The US Preventive Services Task Force currently recommends mammography every two years for women between the ages of 50 and 74, but is less definitive in its recommendations for women under 50 years old. It notes that the number of DCIS in American women has jumped from six cases per 100,000 to 37 cases per 100,000 since the widespread adoption of mammography in the US, though the "natural history of DCIS — particularly screen-detected DCIS — is poorly understood."
Finally, a team led by investigators at Harvard Medical School is using more than $6.9 million in Cancer Moonshot money to put together pre-cancer atlases for both pre-melanoma and clonal hematopoeiesis events that can progress to myeloid neoplasm.
"Both [pre-malignant diseases] involve expansion of clones in normal and diseased niches as shaped by complex interactions among immune and pre-cancer cells," Harvard's Peter Sorger and other investigators involved wrote in an online abstract outlining the project. Together, they said, the two atlases they are pursing "present complementary technical challenges, avenues to scientific discovery, and opportunities for the development of precision prevention strategies and therapies."
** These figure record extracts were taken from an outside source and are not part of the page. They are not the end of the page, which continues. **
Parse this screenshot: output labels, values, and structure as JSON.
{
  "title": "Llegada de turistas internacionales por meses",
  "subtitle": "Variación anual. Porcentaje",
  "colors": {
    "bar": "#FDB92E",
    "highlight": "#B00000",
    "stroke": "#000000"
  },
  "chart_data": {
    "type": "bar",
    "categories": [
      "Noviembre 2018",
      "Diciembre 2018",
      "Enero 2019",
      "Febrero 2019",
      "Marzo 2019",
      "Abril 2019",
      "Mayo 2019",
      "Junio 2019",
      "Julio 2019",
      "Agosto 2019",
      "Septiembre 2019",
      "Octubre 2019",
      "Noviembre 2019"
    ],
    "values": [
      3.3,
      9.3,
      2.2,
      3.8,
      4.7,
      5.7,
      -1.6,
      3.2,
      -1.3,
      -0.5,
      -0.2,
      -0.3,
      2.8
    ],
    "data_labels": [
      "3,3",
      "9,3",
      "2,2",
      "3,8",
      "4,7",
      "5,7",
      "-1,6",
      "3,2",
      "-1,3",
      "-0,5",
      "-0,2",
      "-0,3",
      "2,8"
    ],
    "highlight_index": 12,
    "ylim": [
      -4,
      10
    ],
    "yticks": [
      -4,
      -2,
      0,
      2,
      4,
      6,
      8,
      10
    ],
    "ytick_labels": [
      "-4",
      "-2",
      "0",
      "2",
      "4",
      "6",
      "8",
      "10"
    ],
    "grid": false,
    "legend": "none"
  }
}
Results from all five PCA pilot projects will be made available through a central repository, with an emphasis on data sharing and release, though the precise format for that site will become clearer in the next few months.
Although the current projects are not designed to follow pre-cancer formation in individuals with risky BRCA1/2 alleles or some other notorious cancer susceptibility variants, it should theoretically be possible to get insights into early BRCA-related disease by profiling both pre-cancer and germline samples.
It remains to be seen whether PCA can have the same impact for early-stage disease that TCGA has had in understanding cancer biology and developing targeted treatment. The future of this endeavor hangs on the success of the pilot projects already underway. But those involved are optimistic that the coordinated effort to understand early disease, combined with more powerful and affordable technologies, will reveal unprecedented pre-cancer clues.
"All things considered, it is personally very gratifying to me to see that things are moving so rapidly," Srivastava noted. "We could not have done these things 20 years ago or maybe 10 years ago."